我参加会议时常常感到尴尬。我不好意思主动接近陌生人自我介绍,于是像大学派对上那样,拿着苏打水,局促不安地四处游荡,感觉格格不入。在熙熙攘攘、热情交谈的人群中,我感到不自在,孤单寂寞。
但当我的飞机从纽约降落在德克萨斯州奥斯汀,准备参加西南偏南音乐、电影和互动大会时,我兴奋极了。我将在一个小组讨论会上发言,而且因为大家都说西南偏南精彩纷呈,所以我特意多留了一天时间来好好体验一下这个大会。
但事情的发展却不如我预期。我准时赶到参加小组讨论,然后为我的书《18分钟》做了签售,之后,嗯,然后我就去参加一个会议。我去参加了一个会议派对,却只是站在那里,害羞、尴尬,不敢主动和人搭讪。
我对自己很生气。我到底是怎么了?
我正要离开时,突然想到,与其评判自己,不如把这当成一次探索不适情绪的机会。于是,我站在那里,感受着尴尬究竟是什么滋味。
感觉很尴尬。但很快,我意识到我的羞怯背后隐藏着更深层次的东西,更危险的东西。
小组讨论结束后,我感觉自己失去了角色和目标。我意识到,当我没有取得任何成就时,我就不确定自己是谁。我陷入了一场由会议引发的身份认同危机。
我的自我认知与我的角色认知过于接近。我是作家、演说家、顾问、父亲、丈夫、滑雪爱好者等等。但当我不积极扮演这些角色时,我是谁?如果没有我过去的、现在的或未来的成就,我又是谁?
只有我一个人。结果证明,这令人不安。
我想我并非孤例。正因如此,我们往往在与人初次见面不到一分钟,就开始用自己的角色、地位以及与他人的关系来定义自己。我们认为这是因为别人需要这些信息来了解我们。
但独自站在派对上,我意识到自己一直在自欺欺人。别人不需要这些信息来了解我,我需要这些信息来了解我自己。
一旦我明白了自己不自在的原因,我就克制住了想要炫耀自己的名字,或者告诉别人我刚刚做过演讲、写过书或其他什么事情,以此来为自己找到一个可靠的角色,让我看起来和感觉都很好。

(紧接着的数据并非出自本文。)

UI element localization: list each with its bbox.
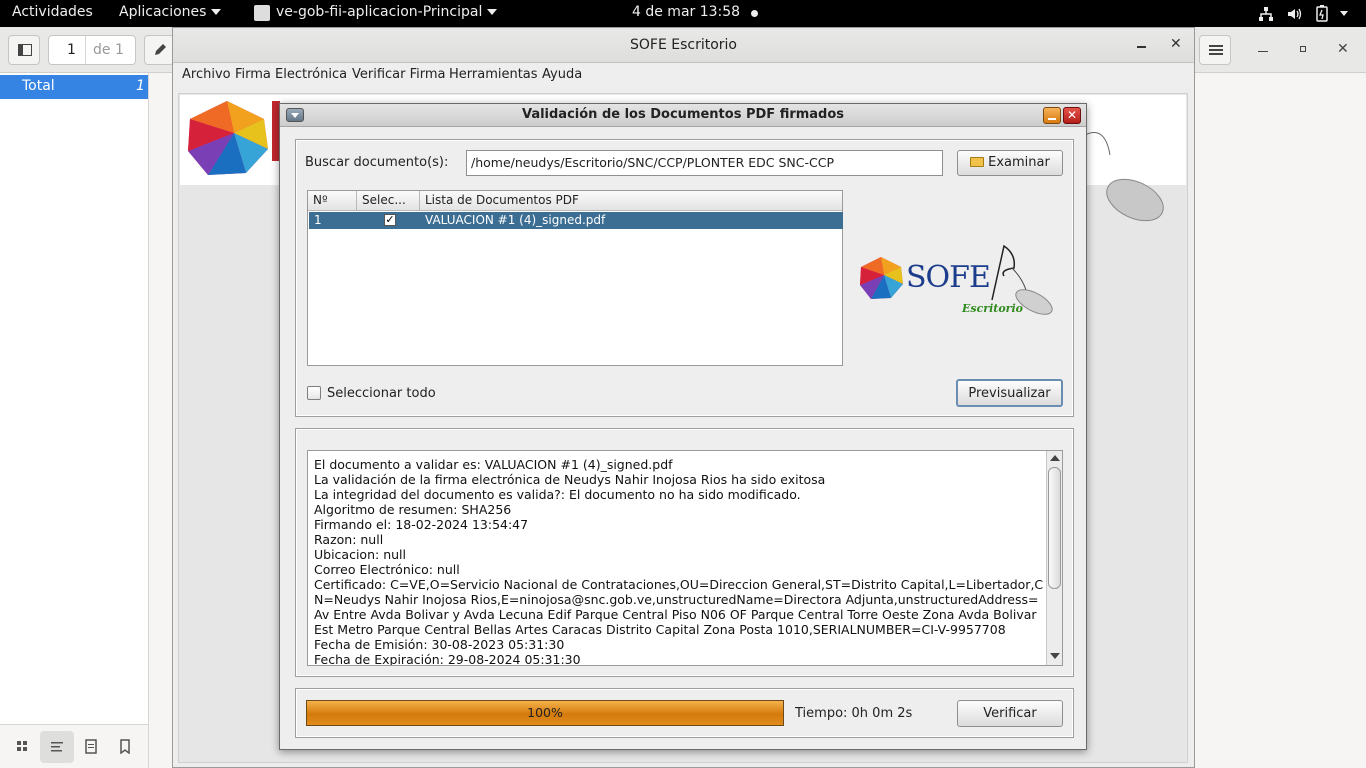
- column-header-number[interactable]: Nº: [308, 191, 357, 211]
- row-select-checkbox[interactable]: ✓: [384, 214, 396, 226]
- sidebar-toggle-button[interactable]: [8, 35, 40, 65]
- chevron-down-icon: [211, 9, 222, 15]
- system-menu-chevron-icon[interactable]: [1340, 11, 1348, 16]
- log-line: Fecha de Emisión: 30-08-2023 05:31:30: [314, 637, 565, 652]
- chevron-down-icon: [487, 9, 498, 15]
- preview-button[interactable]: Previsualizar: [956, 379, 1063, 407]
- vertical-scrollbar[interactable]: [1046, 451, 1062, 665]
- applications-menu[interactable]: Aplicaciones: [119, 4, 222, 20]
- volume-icon[interactable]: [1286, 6, 1302, 26]
- select-all-checkbox[interactable]: [307, 386, 321, 400]
- page-number-field[interactable]: 1 de 1: [48, 35, 136, 65]
- browse-button-label: Examinar: [988, 155, 1050, 170]
- progress-bar: 100%: [306, 700, 784, 726]
- menu-herramientas[interactable]: Herramientas: [449, 67, 538, 82]
- dialog-minimize-button[interactable]: [1043, 107, 1061, 124]
- folder-icon: [970, 157, 985, 167]
- close-icon: ✕: [1066, 108, 1078, 122]
- menu-firma-electronica[interactable]: Firma Electrónica: [235, 67, 347, 82]
- validation-log-textarea[interactable]: El documento a validar es: VALUACION #1 …: [307, 450, 1063, 666]
- hamburger-icon: [1209, 45, 1223, 55]
- log-line: El documento a validar es: VALUACION #1 …: [314, 457, 673, 472]
- menu-ayuda[interactable]: Ayuda: [542, 67, 582, 82]
- mouse-icon: [1085, 132, 1164, 222]
- clock[interactable]: 4 de mar 13:58: [632, 4, 740, 20]
- page-of-label: de 1: [93, 42, 124, 58]
- minimize-icon[interactable]: [1137, 46, 1146, 48]
- row-document-name: VALUACION #1 (4)_signed.pdf: [425, 213, 606, 227]
- column-header-documents[interactable]: Lista de Documentos PDF: [420, 191, 842, 211]
- page-number: 1: [67, 42, 76, 58]
- minimize-icon: [1048, 118, 1056, 120]
- column-header-select[interactable]: Selec...: [357, 191, 420, 211]
- progress-text: 100%: [527, 705, 563, 720]
- outline-tab[interactable]: [40, 731, 74, 763]
- sidebar-item-label: Total: [22, 78, 55, 94]
- app-menu-label: ve-gob-fii-aplicacion-Principal: [276, 4, 483, 20]
- log-line: Correo Electrónico: null: [314, 562, 460, 577]
- dialog-title: Validación de los Documentos PDF firmado…: [521, 107, 845, 122]
- log-line: Algoritmo de resumen: SHA256: [314, 502, 512, 517]
- sofe-logo-text: SOFE: [906, 260, 991, 295]
- log-line: La validación de la firma electrónica de…: [314, 472, 826, 487]
- annotations-icon[interactable]: [83, 738, 99, 758]
- sofe-logo-image: [860, 257, 903, 299]
- window-title: SOFE Escritorio: [629, 37, 737, 53]
- row-number: 1: [314, 213, 322, 227]
- elapsed-time: Tiempo: 0h 0m 2s: [795, 706, 913, 721]
- app-icon: [254, 5, 270, 21]
- search-input-value: /home/neudys/Escritorio/SNC/CCP/PLONTER …: [471, 155, 834, 170]
- log-line: Razon: null: [314, 532, 384, 547]
- bookmarks-icon[interactable]: [117, 738, 133, 758]
- dialog-close-button[interactable]: ✕: [1063, 107, 1081, 124]
- scrollbar-thumb[interactable]: [1048, 467, 1061, 589]
- log-line: Ubicacion: null: [314, 547, 406, 562]
- log-line: Firmando el: 18-02-2024 13:54:47: [314, 517, 529, 532]
- close-icon[interactable]: ✕: [1337, 41, 1349, 57]
- maximize-icon[interactable]: [1300, 46, 1306, 52]
- scroll-up-icon[interactable]: [1050, 455, 1060, 461]
- thumbnails-icon[interactable]: [14, 738, 30, 758]
- validation-log: El documento a validar es: VALUACION #1 …: [314, 457, 1044, 666]
- network-icon[interactable]: [1258, 6, 1274, 26]
- log-line: Certificado: C=VE,O=Servicio Nacional de…: [314, 577, 1044, 637]
- scroll-down-icon[interactable]: [1050, 653, 1060, 659]
- main-menu-button[interactable]: [1199, 35, 1231, 65]
- select-all-label: Seleccionar todo: [327, 386, 436, 401]
- sidebar-item-total[interactable]: Total 1: [0, 75, 148, 99]
- pencil-icon: [155, 44, 166, 55]
- close-icon[interactable]: ✕: [1170, 36, 1182, 52]
- menu-verificar-firma[interactable]: Verificar Firma: [352, 67, 446, 82]
- search-label: Buscar documento(s):: [305, 155, 449, 170]
- top-bar: Actividades Aplicaciones ve-gob-fii-apli…: [0, 0, 1366, 27]
- menu-archivo[interactable]: Archivo: [182, 67, 231, 82]
- sidebar-icon: [18, 44, 32, 56]
- activities-button[interactable]: Actividades: [12, 4, 93, 20]
- search-input[interactable]: /home/neudys/Escritorio/SNC/CCP/PLONTER …: [466, 150, 943, 176]
- battery-icon[interactable]: [1316, 5, 1328, 26]
- minimize-icon[interactable]: [1258, 51, 1268, 52]
- sofe-menu-bar: Archivo Firma Electrónica Verificar Firm…: [173, 64, 1194, 86]
- sofe-logo-image: [188, 101, 268, 175]
- app-menu[interactable]: ve-gob-fii-aplicacion-Principal: [276, 4, 498, 20]
- outline-icon: [51, 742, 63, 752]
- dialog-title-bar: Validación de los Documentos PDF firmado…: [280, 104, 1086, 127]
- sofe-dialog-logo: SOFE Escritorio: [856, 238, 1058, 322]
- log-line: La integridad del documento es valida?: …: [314, 487, 801, 502]
- table-row[interactable]: 1 ✓ VALUACION #1 (4)_signed.pdf: [309, 212, 843, 229]
- verify-button[interactable]: Verificar: [957, 700, 1063, 727]
- notification-dot-icon: [751, 10, 758, 17]
- pen-and-mouse-icon: [991, 244, 1053, 315]
- applications-label: Aplicaciones: [119, 4, 207, 20]
- sofe-title-bar: SOFE Escritorio ✕: [173, 28, 1194, 63]
- annotate-button[interactable]: [144, 35, 174, 65]
- documents-table[interactable]: Nº Selec... Lista de Documentos PDF 1 ✓ …: [307, 190, 843, 366]
- log-line: Fecha de Expiración: 29-08-2024 05:31:30: [314, 652, 581, 666]
- sidebar-item-count: 1: [136, 78, 145, 94]
- viewer-sidebar: [0, 73, 149, 768]
- sidebar-view-switcher: [0, 724, 148, 768]
- divider: [85, 36, 86, 64]
- browse-button[interactable]: Examinar: [957, 150, 1063, 176]
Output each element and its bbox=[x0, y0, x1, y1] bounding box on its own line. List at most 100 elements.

相反,我开始留意除了自身存在之外没有任何身份的感觉。我注意到自己渴望被关注,也注意到自己内心的不安全感。但我同时也注意到自己内心的力量,以及对自己观察和自身的信任。我开始放松下来,一旦放松下来,我的不安全感就大大减轻了。
然后发生了一件有趣的事。人们开始向我走来。
突然,一位女士走过来自我介绍,我们便聊了起来。然后她招呼了一位同事过来。他们都不认识我,也无意从我这里得到什么,我也没想从他们那里得到什么。我们只是三个人自然而然地聊了起来。我们刚分开,一位男士就走了过来。我再次做了自我介绍,报上了姓名,但没有提及他的职位。我们又聊得很开心,彼此之间建立了一种美好的人际联系。
我没有告诉别人我是作家,也没有告诉他们我经营一家咨询公司,或者其他任何能定义我身份的信息。我只是以彼得的身份与他们见面。他们也以他们自己的身份与我见面。
这需要一段时间才能适应,尤其是在会议上,我们往往会根据自己的角色来定义自己,人们一边交谈一边环顾四周,看看有没有更有价值的人可以交谈。
但一见到陌生人就滔滔不绝地讲你的商业计划是个错误——即使是在那种旨在推销商业计划的会议上。人们首先看重的是你这个人,然后才是你的计划。所以,先展现你自己,然后再展示你的计划。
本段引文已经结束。